Perhaps then, he'd have had more time to follow one of his passions, and turn it from hobby to profession. Could he, in fact, have been on the other side of the lens, as a working photographer – like his mother's cousin, Lord Lichfield?
It's a strange thought, given the Royal Family's vexed relationship with photography over the years, from the involvement of paparazzi in Diana's death, to Prince Philip losing his temper with photographers, to the ill-fated snapshot of Prince Andrew (himself a keen photographer) that contributed to his recent downfall.
On the whole, though, photography has played a positive role for Royals, as an endless stream of iconic images have helped sell them as a force for stability and family values, both amongst their own subjects and across the world. (Indeed, we can all learn useful tips on posing like the Royals for our own pictures.)
And just look at how many incredible images of the late Queen Elizabeth were shared following her death last year, with a continuing fascination in new pictures emerging, such as these photos of the Queen and her corgis.
Perhaps most significantly, the archive photos on this page, taken in the grounds of Balmoral Castle, Scotland on September 28 1952, show just how fascinated the infant Charles was with the idea of taking pictures himself.
These heartwarming images were captured by Lisa Sheridan (1894-1966), a portrait photographer who worked under the professional name of 'Studio Lisa' and had a close working relationship with the Royal Family.
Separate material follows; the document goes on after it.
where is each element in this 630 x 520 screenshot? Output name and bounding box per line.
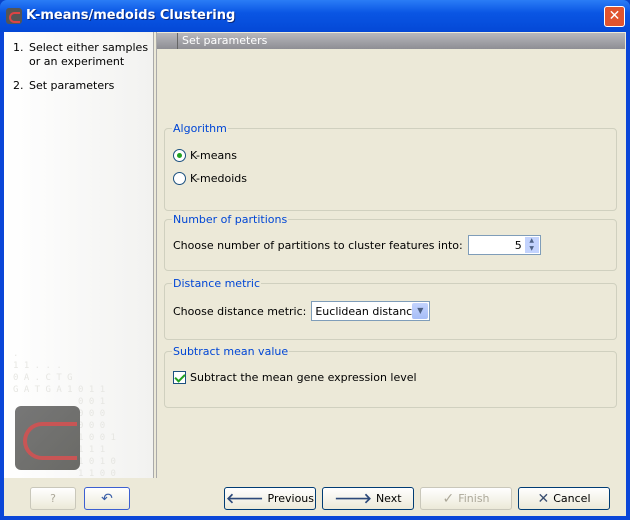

One shows the young Charles keenly interested as his mother, the Queen, plays with the twin-lens reflex camera, while in another he becomes engrossed in the device himself. In a third (above), it's all smiles as he stands clutching the camera in front of his mother and sister, Princess Anne.
Such images shouldn't really surprise us, because a love for photography seems to run deep within the Royal Family as a whole. Queen Victoria and Prince Albert first became Patrons of the Royal Photographic Society in 1853, a tradition that's continued ever since, with The Princess of Wales (aka Kate Middleton) recently taking up the RPS mantle from the late Queen.
Queen Elizabeth herself was captured a number of times with a camera in her hands, and famously filmed her coronation tour in 1953. Meanwhile, with the next generation of Royals are getting even more hands-on with photography. For instance, Princess Kate, who's known to be a Canon user, published a photo book called Hold Still in 2021, documenting the realities of the pandemic through photos of the people who lived through it.
King Charles, however, has himself become a keen and accomplished painter, whose preferred medium is watercolors. According to the UK newspaper The Independent, "King Charles never sells his originals but has been making money for his charitable foundation for many years by offering limited edition signed prints at up to £15,000 (around $19,000) each. It was revealed in 2016 that sales of his prints had raised £6 million (over $7.5m) and the amount is believed to have soared since then."
40 of his paintings are currently on display in his Sandringham House residence in Norfolk.